‘State of education’ speech – what would Martin think?

The high-minded idealism in Indiana Superintendent of Public Instruction Tony Bennett’s “state of education” speech was almost enough to make a person shout amen. But you have to wonder what Martin Luther King Jr., whose words Bennett invoked, would have thought of the superintendent’s assertion that school funding doesn’t matter. Or his argument that schools will compete their way to excellence.

Bennett spoke Monday at Creston Middle School on the east side of Indianapolis. The speech will be broadcast at 6:30 p.m. Wednesday on public TV stations, including WTIU in Bloomington. You can read the text on the Indiana Department of Education website.

Citing Democratic U.S. Education Secretary Arne Duncan’s statement that education is “the civil rights issue of our time,” the Republican superintendent went further: “It’s the civil rights issue for every generation.”

Bennett talked about visiting Indiana schools where most kids come from low-income and minority households. “While there are some exceptional educators in these schools, research tells us these students are least likely to have great teachers and leadership,” he said. And he called for school options to be available to all families, an idea in keeping with state efforts to encourage more charter schools. “Children should not be forced to conform to the environment at the school they are ‘supposed to’ attend based on their ZIP Code,” he said. “We must make sure all families – no matter their address, income, or skin color – have great options for their children.”

The central policy idea in Bennett’s speech – that “once we have a consistent and fair way to evaluate educators, we should use those evaluations to reward, remediate and even remove teachers as appropriate” – wasn’t new.
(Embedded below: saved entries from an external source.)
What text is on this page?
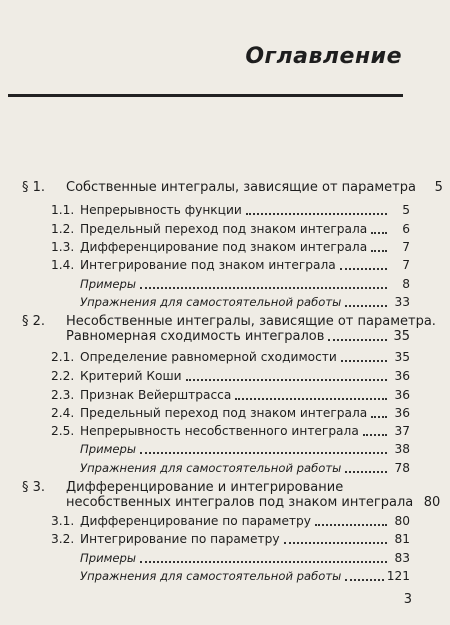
Оглавление
§ 1.	Собственные интегралы, зависящие от параметра	5
1.1. Непрерывность функции	5
1.2. Предельный переход под знаком интеграла	6
1.3. Дифференцирование под знаком интеграла	7
1.4. Интегрирование под знаком интеграла	7
Примеры	8
Упражнения для самостоятельной работы	33
§ 2.	Несобственные интегралы, зависящие от параметра.
Равномерная сходимость интегралов	35
2.1. Определение равномерной сходимости	35
2.2. Критерий Коши	36
2.3. Признак Вейерштрасса	36
2.4. Предельный переход под знаком интеграла	36
2.5. Непрерывность несобственного интеграла	37
Примеры	38
Упражнения для самостоятельной работы	78
§ 3.	Дифференцирование и интегрирование
несобственных интегралов под знаком интеграла 80
3.1. Дифференцирование по параметру	80
3.2. Интегрирование по параметру	81
Примеры	83
Упражнения для самостоятельной работы	121
3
The words “consistent and fair,” along with the recognition that such evaluations don’t yet exist, sounded almost like an olive branch for teachers.

Nate Schnellenberger, president of the Indiana State Teachers Association, seemed to take it that way, telling the Indianapolis Star that the superintendent gave an excellent speech.
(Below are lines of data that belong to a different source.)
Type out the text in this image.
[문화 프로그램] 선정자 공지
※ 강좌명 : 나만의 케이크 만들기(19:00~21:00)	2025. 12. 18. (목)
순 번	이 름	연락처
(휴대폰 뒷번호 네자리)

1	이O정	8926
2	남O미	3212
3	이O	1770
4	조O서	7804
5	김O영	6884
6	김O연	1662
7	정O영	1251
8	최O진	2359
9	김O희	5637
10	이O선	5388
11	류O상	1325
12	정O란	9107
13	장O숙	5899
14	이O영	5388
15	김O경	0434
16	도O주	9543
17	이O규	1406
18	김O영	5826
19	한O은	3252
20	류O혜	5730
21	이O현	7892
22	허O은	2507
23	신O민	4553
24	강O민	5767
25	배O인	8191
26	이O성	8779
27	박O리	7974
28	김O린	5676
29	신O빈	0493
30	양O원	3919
More interesting was what Bennett said about information that will be posted on the Learning Connection, a state education website: “By next fall, parents will be able to see the growth history for their child’s teacher so they will know how successful that adult has been in helping students grow academically. What a powerful tool for parents!”

Indeed, the Los Angeles Times caused a major stink this month when it published just such information about LA teachers. See education journalist John Merrow’s blog and reader responses for a thoughtful discussion of the pros and cons of publishing teacher-specific test score gains.

But back to Martin Luther King Jr. Bennett may be completely sincere when he talks about race and poverty, but it felt odd to hear the language of the 1960s civil rights movement at what seemed a bit like a partisan pep rally for market-based reform. (One person who attended the speech reported that there were maybe 10 blacks and Latinos in the invited audience of about 250 people).

The lines that Bennett quoted, about how cowardice asks whether an action is safe but conscience asks if it is right, etc., were apparently used by King on different occasions near the end of his life, when he was speaking out against the Vietnam War, organizing a controversial “Poor People’s Campaign” and calling for “massive, militant” nonviolent resistance to racism and poverty. He also was traveling in and out of Memphis to support striking sanitation workers – the cause that ultimately cost his life on April 4, 1968.

Bennett, praising Indiana schools Monday for doing more with less, endorsed a decision by Fort Wayne Community Schools to outsource the jobs of school custodians – which may have saved teaching positions but probably did away with living-wage employment for parents of some Fort Wayne students. Martin Luther King may have agreed with Bennett that we should “put students first.” It’s doubtful he would have agreed with putting working people last.